On Muscles by Edi D. Winarni

We remember: the inception of museums and in particular ethnographic museums was, at its core, a manifestation of colonial ambitions. Driven by the relentless pursuit of objects, colonial administrators sought to assemble collections that would captivate and enthrall their homelands with the allure of the exotic from foreign lands. These repositories became the symbolic battlegrounds of imperial powers, where possessing the grandest collection equated to asserting dominance and power.

The metaphorical flexing of muscles within these museum walls became an ingrained automatism, an unchecked impulse that led to the relentless accumulation of artifacts—quantities that, in the case of Berlin’s “Preussischer Kulturbesitz” and its Ethnological Collection alone, amounted to roughly half a million pieces. This insatiable gathering of “the others'” possessions metamorphosed into a muscle memory, an unsettling behavior residing just beneath the surface of conscious and ethical awareness.

Yet, let us turn the gaze inward. Reflecting upon one’s own cognitive habits, one is compelled to ponder the entanglement with learned ways of thinking—a mental muscle memory acquired over a lifetime. This raises the critical question of how to navigate and transcend these ingrained patterns. We all work and conduct research with what is available in the collection and its archive, the foundation for what is to come and what we create with it—our so-called memory of society. But isn’t memory always inherently slightly deceitful?
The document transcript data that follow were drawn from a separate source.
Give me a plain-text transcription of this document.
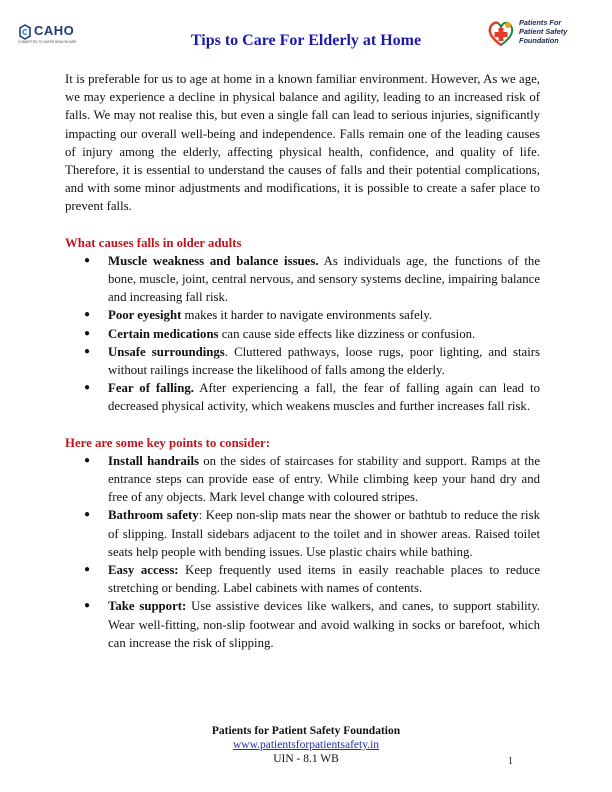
CAHO
COMMITTED TO SAFER HEALTHCARE	Tips to Care For Elderly at Home
Patients For
Patient Safety
Foundation

It is preferable for us to age at home in a known familiar environment. However, As we age, we may experience a decline in physical balance and agility, leading to an increased risk of falls. We may not realise this, but even a single fall can lead to serious injuries, significantly impacting our overall well-being and independence. Falls remain one of the leading causes of injury among the elderly, affecting physical health, confidence, and quality of life. Therefore, it is essential to understand the causes of falls and their potential complications, and with some minor adjustments and modifications, it is possible to create a safer place to prevent falls.

What causes falls in older adults
● Muscle weakness and balance issues. As individuals age, the functions of the bone, muscle, joint, central nervous, and sensory systems decline, impairing balance and increasing fall risk.
● Poor eyesight makes it harder to navigate environments safely.
● Certain medications can cause side effects like dizziness or confusion.
● Unsafe surroundings. Cluttered pathways, loose rugs, poor lighting, and stairs without railings increase the likelihood of falls among the elderly.
● Fear of falling. After experiencing a fall, the fear of falling again can lead to decreased physical activity, which weakens muscles and further increases fall risk.
Here are some key points to consider:
● Install handrails on the sides of staircases for stability and support. Ramps at the entrance steps can provide ease of entry. While climbing keep your hand dry and free of any objects. Mark level change with coloured stripes.
● Bathroom safety: Keep non-slip mats near the shower or bathtub to reduce the risk of slipping. Install sidebars adjacent to the toilet and in shower areas. Raised toilet seats help people with bending issues. Use plastic chairs while bathing.
● Easy access: Keep frequently used items in easily reachable places to reduce stretching or bending. Label cabinets with names of contents.
● Take support: Use assistive devices like walkers, and canes, to support stability. Wear well-fitting, non-slip footwear and avoid walking in socks or barefoot, which can increase the risk of slipping.
Patients for Patient Safety Foundation
www.patientsforpatientsafety.in
UIN - 8.1 WB	1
The challenge lies in devising a new methodology that disrupts the established muscle memory. How can we, as agents of culture and knowledge, redefine our relationship with these so-called objects? Is it possible to forge an approach that extends beyond the confines of conventional learning and thinking, daring to venture into uncharted territories of understanding? – An understanding, that dismantles the legacy of colonial muscle memory and guides to an era of conscious, ethical engagement with the diverse interweavings of human history.